Recuerdo que en mi colegio la mayoría de los niños eran del Atleti, pero que los del Madrid, aunque pocos, ganábamos siempre. O eso me parecía a mí. Y en aquel reducto del mundo que eran la casa de mis abuelos, mi casa de niña y la salita de mi otra abuela, con su piel de olor suave a perfume de flores, de dulces cocinados a fuego lento, de las patatas fritas que apartaba antes para mí (ay lo que me gustaban) para la tortilla, éramos los mejores sin discusión. Allí, mirando mucho y escuchando más, aprendí el poco baloncesto y fútbol que sé. Han pasado los años y la vida me ha regalado experiencias y conocimientos, pero creo que aquellos años de mi infancia han forjado mi forma de sentir la pasión por el Madrid. Que no es inferior ni superior, sino distinta, a la de los demás miembros de mi familia.
Es gracioso, pero cuando oía hablar a mi padre de su primo Mariano, aun cuando me hubiera dicho que se apellidaba Bartivas, no habría caído en un millón de años en que era el mismo Mariano que descubrió a Fernando Martín en el equipo de balonmano de los maristas de San José del Parque. He necesitado perder memoria fotográfica y ganar en memoria emocional, si es que ese término es correcto, para darle importancia a las historias de mi padre y entender que el “cuando yo jugaba al baloncesto”, en realidad eran peleas a muerte en las que se fajaba con tipos duros, bien entrenados y mucho más altos que él. Así, las victorias del equipo de mi padre, en una cancha de goma checoslovaca, cuyo mayor mérito era lesionar contrarios ya en el entrenamiento, la misma cancha en la que se entrenó años más tarde aquel Fernando que entró en mi vida desde el aparato de televisión de la sala, son ahora mucho más que batallitas. He colocado las lágrimas de mi tío, amigo de Antonio, sí, también aquel Antonio, por fin en su sitio.

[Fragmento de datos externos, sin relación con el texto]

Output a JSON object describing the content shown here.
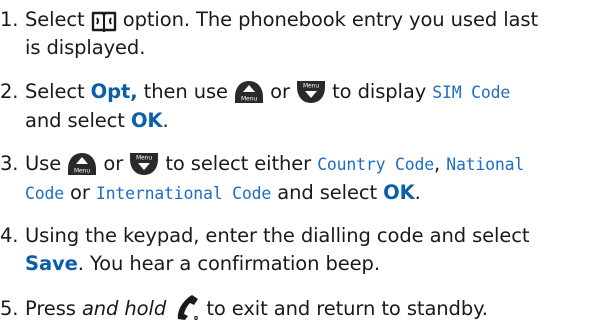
{
  "steps": [
    {
      "num": "1.",
      "a": "Select",
      "b": "option. The phonebook entry you used last",
      "c": "is displayed.",
      "icon": "phonebook-icon"
    },
    {
      "num": "2.",
      "a": "Select",
      "opt": "Opt,",
      "b": "then use",
      "or": "or",
      "c": "to display",
      "lcd": "SIM Code",
      "d": "and select",
      "ok": "OK",
      "dot": ".",
      "icons": [
        "up-menu-button-icon",
        "down-menu-button-icon"
      ]
    },
    {
      "num": "3.",
      "a": "Use",
      "or": "or",
      "b": "to select either",
      "lcd1": "Country Code",
      "comma": ",",
      "lcd2a": "National",
      "lcd2b": "Code",
      "or2": "or",
      "lcd3": "International Code",
      "c": "and select",
      "ok": "OK",
      "dot": ".",
      "up_icon_label": "Menu",
      "down_icon_label": "Menu"
    },
    {
      "num": "4.",
      "a": "Using the keypad, enter the dialling code and select",
      "save": "Save",
      "b": ". You hear a confirmation beep."
    },
    {
      "num": "5.",
      "a": "Press",
      "ital": "and hold",
      "b": "to exit and return to standby.",
      "icon": "end-call-icon"
    }
  ],
  "colors": {
    "text": "#1a1a1a",
    "accent_blue": "#0b5fa8",
    "lcd_blue": "#1f6ec4",
    "button_dark": "#2a2a2a"
  }
}
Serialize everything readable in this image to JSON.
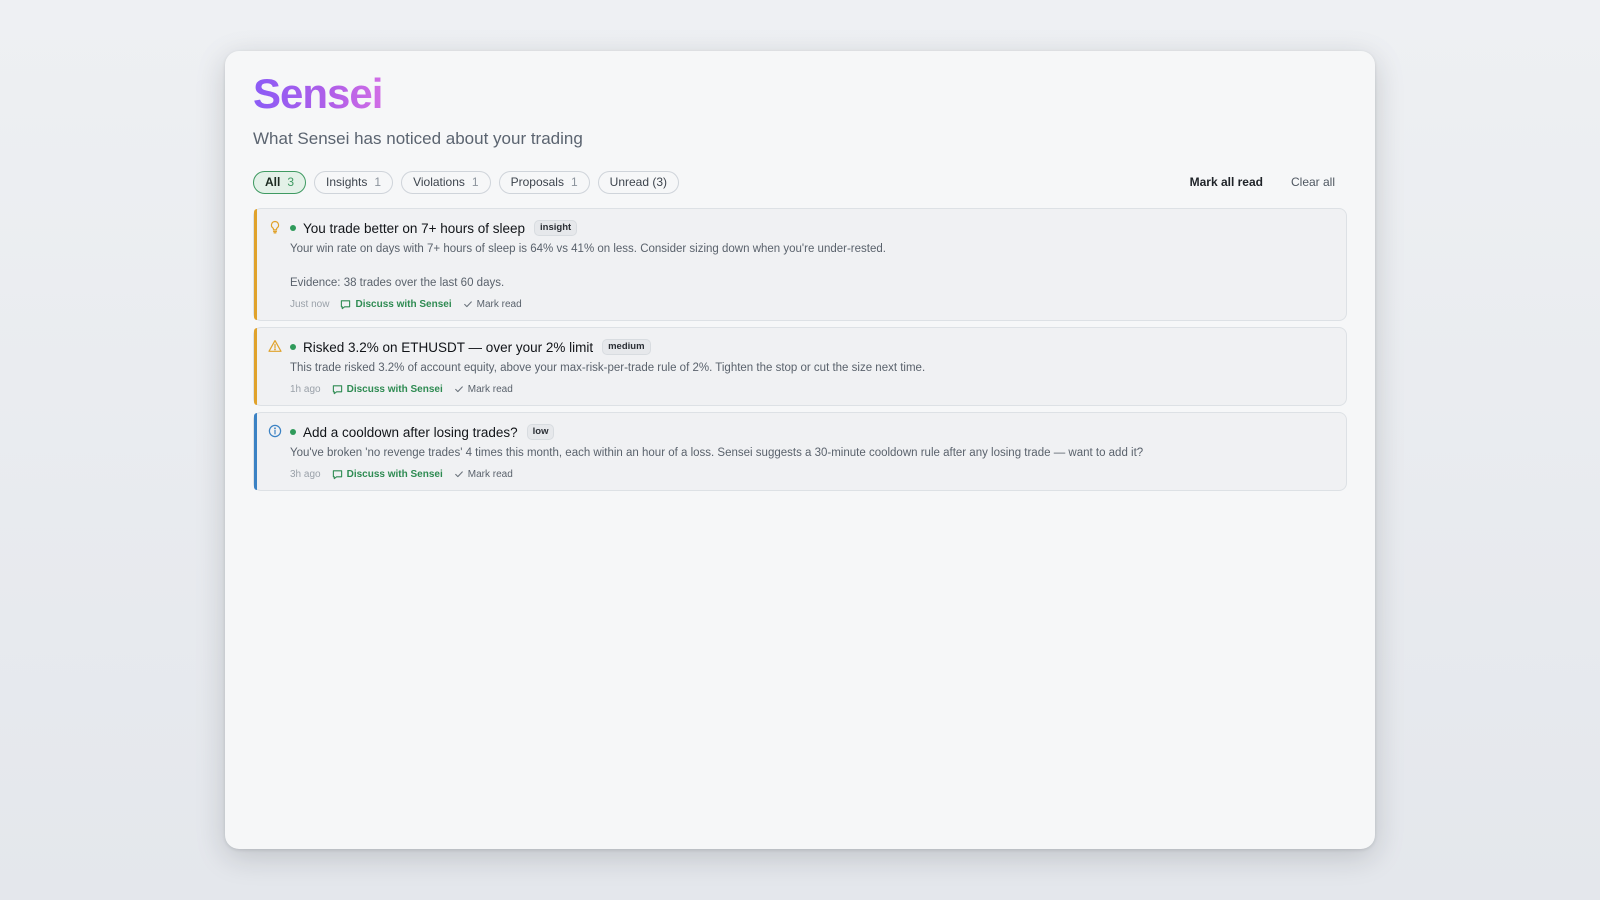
{
  "app": {
    "brand": "Sensei",
    "subtitle": "What Sensei has noticed about your trading"
  },
  "filters": [
    {
      "label": "All",
      "count": "3",
      "active": true
    },
    {
      "label": "Insights",
      "count": "1",
      "active": false
    },
    {
      "label": "Violations",
      "count": "1",
      "active": false
    },
    {
      "label": "Proposals",
      "count": "1",
      "active": false
    },
    {
      "label": "Unread (3)",
      "count": "",
      "active": false
    }
  ],
  "actions": {
    "mark_all_read": "Mark all read",
    "clear_all": "Clear all"
  },
  "notifications": [
    {
      "icon": "lightbulb-icon",
      "accent": "#e0a22b",
      "title": "You trade better on 7+ hours of sleep",
      "tag": "insight",
      "body": "Your win rate on days with 7+ hours of sleep is 64% vs 41% on less. Consider sizing down when you're under-rested.",
      "evidence": "Evidence: 38 trades over the last 60 days.",
      "time": "Just now",
      "discuss_label": "Discuss with Sensei",
      "mark_read_label": "Mark read"
    },
    {
      "icon": "warning-icon",
      "accent": "#e0a22b",
      "title": "Risked 3.2% on ETHUSDT — over your 2% limit",
      "tag": "medium",
      "body": "This trade risked 3.2% of account equity, above your max-risk-per-trade rule of 2%. Tighten the stop or cut the size next time.",
      "time": "1h ago",
      "discuss_label": "Discuss with Sensei",
      "mark_read_label": "Mark read"
    },
    {
      "icon": "info-icon",
      "accent": "#3b82c4",
      "title": "Add a cooldown after losing trades?",
      "tag": "low",
      "body": "You've broken 'no revenge trades' 4 times this month, each within an hour of a loss. Sensei suggests a 30-minute cooldown rule after any losing trade — want to add it?",
      "time": "3h ago",
      "discuss_label": "Discuss with Sensei",
      "mark_read_label": "Mark read"
    }
  ],
  "colors": {
    "brand_gradient_start": "#8b5cf6",
    "brand_gradient_end": "#d16ee6",
    "unread_dot": "#2f9a5a",
    "discuss_link": "#2e8b52",
    "active_chip_border": "#3f9a62"
  }
}
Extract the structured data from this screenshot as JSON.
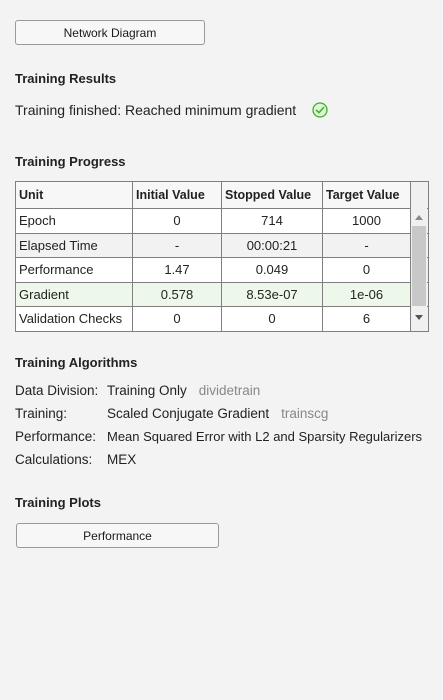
{
  "buttons": {
    "network_diagram": "Network Diagram",
    "performance_plot": "Performance"
  },
  "results": {
    "title": "Training Results",
    "status": "Training finished: Reached minimum gradient",
    "status_icon": "check-circle-icon",
    "status_color": "#3cb22c"
  },
  "progress": {
    "title": "Training Progress",
    "headers": [
      "Unit",
      "Initial Value",
      "Stopped Value",
      "Target Value"
    ],
    "rows": [
      {
        "unit": "Epoch",
        "initial": "0",
        "stopped": "714",
        "target": "1000"
      },
      {
        "unit": "Elapsed Time",
        "initial": "-",
        "stopped": "00:00:21",
        "target": "-"
      },
      {
        "unit": "Performance",
        "initial": "1.47",
        "stopped": "0.049",
        "target": "0"
      },
      {
        "unit": "Gradient",
        "initial": "0.578",
        "stopped": "8.53e-07",
        "target": "1e-06"
      },
      {
        "unit": "Validation Checks",
        "initial": "0",
        "stopped": "0",
        "target": "6"
      }
    ]
  },
  "algorithms": {
    "title": "Training Algorithms",
    "items": [
      {
        "label": "Data Division:",
        "value": "Training Only",
        "fn": "dividetrain"
      },
      {
        "label": "Training:",
        "value": "Scaled Conjugate Gradient",
        "fn": "trainscg"
      },
      {
        "label": "Performance:",
        "value": "Mean Squared Error with L2 and Sparsity Regularizers",
        "fn": ""
      },
      {
        "label": "Calculations:",
        "value": "MEX",
        "fn": ""
      }
    ]
  },
  "plots": {
    "title": "Training Plots"
  }
}
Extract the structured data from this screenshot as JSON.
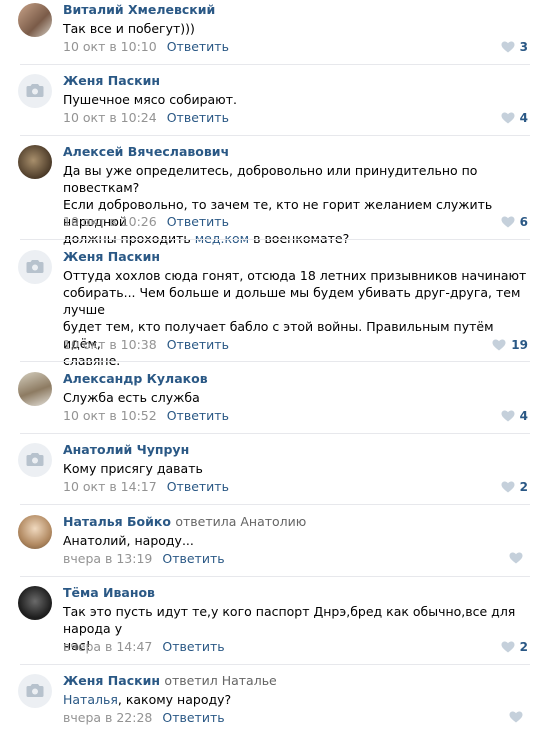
{
  "comments": [
    {
      "author": "Виталий Хмелевский",
      "reply_to": "",
      "text": "Так все и побегут)))",
      "text_link": "",
      "text_after": "",
      "date": "10 окт в 10:10",
      "reply_label": "Ответить",
      "likes": "3"
    },
    {
      "author": "Женя Паскин",
      "reply_to": "",
      "text": "Пушечное мясо собирают.",
      "text_link": "",
      "text_after": "",
      "date": "10 окт в 10:24",
      "reply_label": "Ответить",
      "likes": "4"
    },
    {
      "author": "Алексей Вячеславович",
      "reply_to": "",
      "text": "Да вы уже определитесь, добровольно или принудительно по повесткам?\nЕсли добровольно, то зачем те, кто не горит желанием служить народной\nдолжны проходить ",
      "text_link": "мед.ком",
      "text_after": " в военкомате?",
      "date": "10 окт в 10:26",
      "reply_label": "Ответить",
      "likes": "6"
    },
    {
      "author": "Женя Паскин",
      "reply_to": "",
      "text": "Оттуда хохлов сюда гонят, отсюда 18 летних призывников начинают\nсобирать... Чем больше и дольше мы будем убивать друг-друга, тем лучше\nбудет тем, кто получает бабло с этой войны. Правильным путём идём,\nславяне.",
      "text_link": "",
      "text_after": "",
      "date": "10 окт в 10:38",
      "reply_label": "Ответить",
      "likes": "19"
    },
    {
      "author": "Александр Кулаков",
      "reply_to": "",
      "text": "Служба есть служба",
      "text_link": "",
      "text_after": "",
      "date": "10 окт в 10:52",
      "reply_label": "Ответить",
      "likes": "4"
    },
    {
      "author": "Анатолий Чупрун",
      "reply_to": "",
      "text": "Кому присягу давать",
      "text_link": "",
      "text_after": "",
      "date": "10 окт в 14:17",
      "reply_label": "Ответить",
      "likes": "2"
    },
    {
      "author": "Наталья Бойко",
      "reply_to": "ответила Анатолию",
      "text": "Анатолий, народу...",
      "text_link": "",
      "text_after": "",
      "date": "вчера в 13:19",
      "reply_label": "Ответить",
      "likes": ""
    },
    {
      "author": "Тёма Иванов",
      "reply_to": "",
      "text": "Так это пусть идут те,у кого паспорт Днрэ,бред как обычно,все для народа у\nнас!",
      "text_link": "",
      "text_after": "",
      "date": "вчера в 14:47",
      "reply_label": "Ответить",
      "likes": "2"
    },
    {
      "author": "Женя Паскин",
      "reply_to": "ответил Наталье",
      "text": "",
      "text_link": "Наталья",
      "text_after": ", какому народу?",
      "date": "вчера в 22:28",
      "reply_label": "Ответить",
      "likes": ""
    }
  ],
  "colors": {
    "link": "#2a5885",
    "meta": "#939393",
    "divider": "#e7e8ec",
    "like_empty": "#c5d0db"
  }
}
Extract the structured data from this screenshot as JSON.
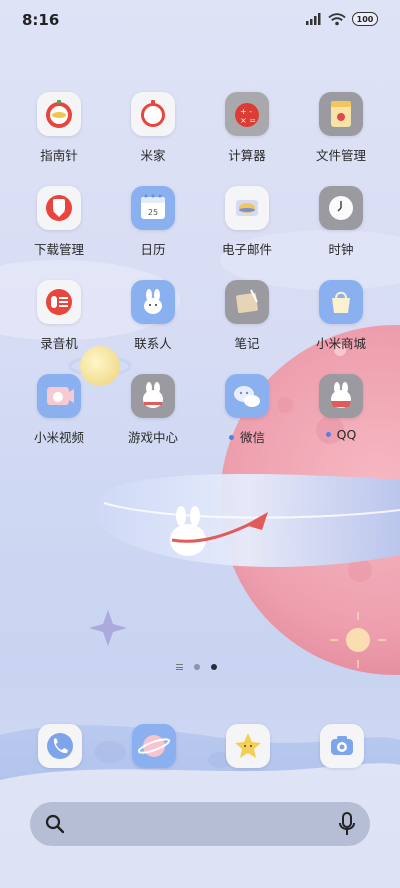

Hace un año no había visto nunca en persona a Chechu Biriukov. Nunca. Había estado en la cancha en otras épocas del Madrid, la del sweet Bullock, la del deseado Herreros del Estudiantes por fin vistiendo de blanco, había visto empezar a Felipe Reyes y crecer, mucho más tarde, a Doncic a la par que iba dejando pequeños a pantalones y rivales. Pero a esos grandes, cuyas anécdotas conocía por la revista Gigantes y que ahora rememoro en Jot Down, como Chechu o como Sabonis, sólo los había visto por la pequeña pantalla de la televisión de las salitas en las que transcurrió mi infancia a la salida del colegio. Y es ahora cuando lo pongo todo en perspectiva, junto las piezas del puzzle de mi vida y disfruto de todas esas anécdotas que conforman la historia de la vida de cualquiera de nosotros. La historia de mi vida. Llena de momentos para el olvido y de ratos sublimes. Llena, porqué no decirlo, de recuerdos.